Historically, it would take months and even years to collect both objective data and user knowledge about the performance of in-service equipment. Today, we can monitor real-time use and performance and even predict what happens next to a product. In many cases, we can adjust the operation of our systems remotely to improve efficiency and avoid breakdowns.

This change is happening now. Low-cost sensors, powerful computing engines, high-bandwidth wireless communication, and virtually limitless data storage are coming together to unlock heretofore unavailable insights. 

In many instances, the data, and the learning derived from the data have value that rivals the products that generate them. For example, by employing a digital twin of a product or an associated piece of equipment, system operators can better predict when a piece of equipment needs to be serviced or replaced, potentially preventing an unexpected shutdown. 

We know that this digital transformation is not limited to the equipment we make and use. Our workforce must transform as well.

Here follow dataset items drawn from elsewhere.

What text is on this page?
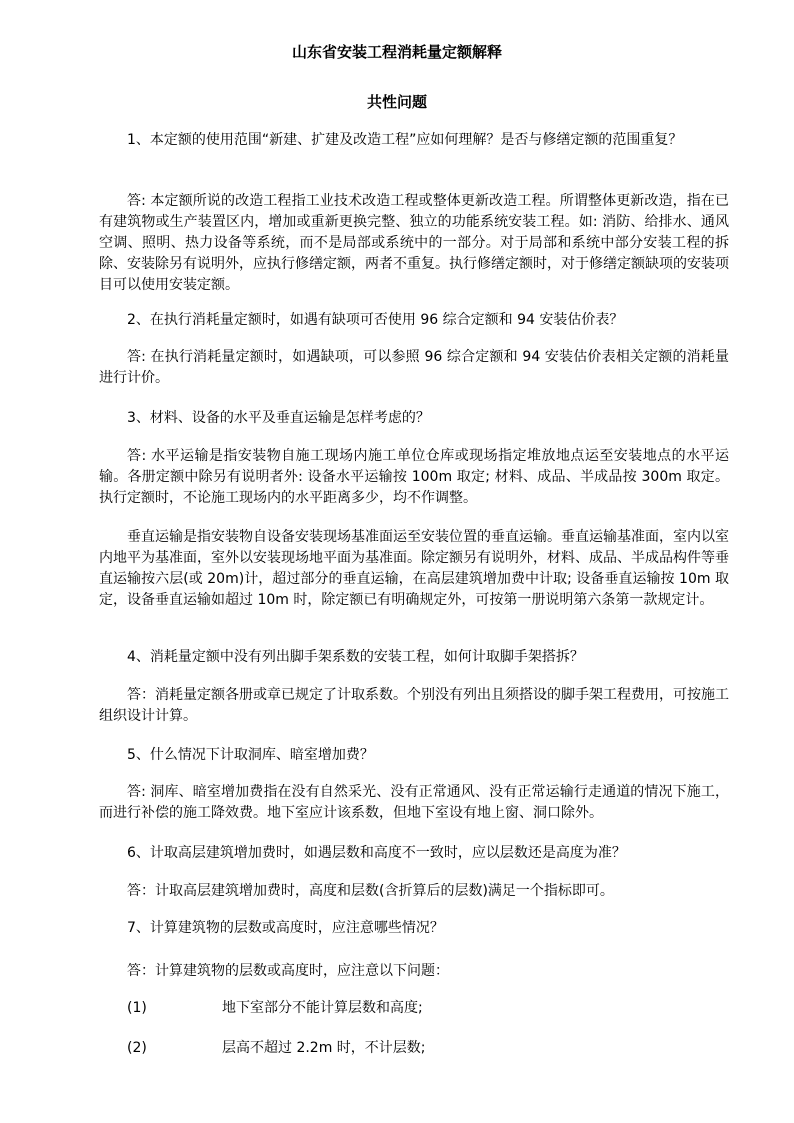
山东省安装工程消耗量定额解释
共性问题

1、本定额的使用范围“新建、扩建及改造工程”应如何理解？是否与修缮定额的范围重复？

答: 本定额所说的改造工程指工业技术改造工程或整体更新改造工程。所谓整体更新改造，指在已有建筑物或生产装置区内，增加或重新更换完整、独立的功能系统安装工程。如: 消防、给排水、通风空调、照明、热力设备等系统，而不是局部或系统中的一部分。对于局部和系统中部分安装工程的拆除、安装除另有说明外，应执行修缮定额，两者不重复。执行修缮定额时，对于修缮定额缺项的安装项目可以使用安装定额。

2、在执行消耗量定额时，如遇有缺项可否使用 96 综合定额和 94 安装估价表？

答: 在执行消耗量定额时，如遇缺项，可以参照 96 综合定额和 94 安装估价表相关定额的消耗量进行计价。

3、材料、设备的水平及垂直运输是怎样考虑的？

答: 水平运输是指安装物自施工现场内施工单位仓库或现场指定堆放地点运至安装地点的水平运输。各册定额中除另有说明者外: 设备水平运输按 100m 取定; 材料、成品、半成品按 300m 取定。执行定额时，不论施工现场内的水平距离多少，均不作调整。

垂直运输是指安装物自设备安装现场基准面运至安装位置的垂直运输。垂直运输基准面，室内以室内地平为基准面，室外以安装现场地平面为基准面。除定额另有说明外，材料、成品、半成品构件等垂直运输按六层(或 20m)计，超过部分的垂直运输，在高层建筑增加费中计取; 设备垂直运输按 10m 取定，设备垂直运输如超过 10m 时，除定额已有明确规定外，可按第一册说明第六条第一款规定计。

4、消耗量定额中没有列出脚手架系数的安装工程，如何计取脚手架搭拆？

答：消耗量定额各册或章已规定了计取系数。个别没有列出且须搭设的脚手架工程费用，可按施工组织设计计算。

5、什么情况下计取洞库、暗室增加费？

答: 洞库、暗室增加费指在没有自然采光、没有正常通风、没有正常运输行走通道的情况下施工，而进行补偿的施工降效费。地下室应计该系数，但地下室设有地上窗、洞口除外。

6、计取高层建筑增加费时，如遇层数和高度不一致时，应以层数还是高度为准？

答：计取高层建筑增加费时，高度和层数(含折算后的层数)满足一个指标即可。

7、计算建筑物的层数或高度时，应注意哪些情况？

答：计算建筑物的层数或高度时，应注意以下问题：

(1)	地下室部分不能计算层数和高度;
(2)	层高不超过 2.2m 时，不计层数;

This comes at a time when we’re all experiencing a big crew change. But whether you grew up with slide rules or smart phones, everyone from production workers to engineers to data scientists must be open to learning new skills to thrive in the decade to come. 

The impact that digitalization will have on our industries cannot be overstated, and those of us who grasp its potential will thrive. We can do much of it collaboratively as an industry and be part of the digital tide that can raise all companies.

Editor’s Note: The National Electrical Manufacturers Association (NEMA) has more than 300 members that generate a combined $124B per year in shipments in electrical equipment and medical imaging technology.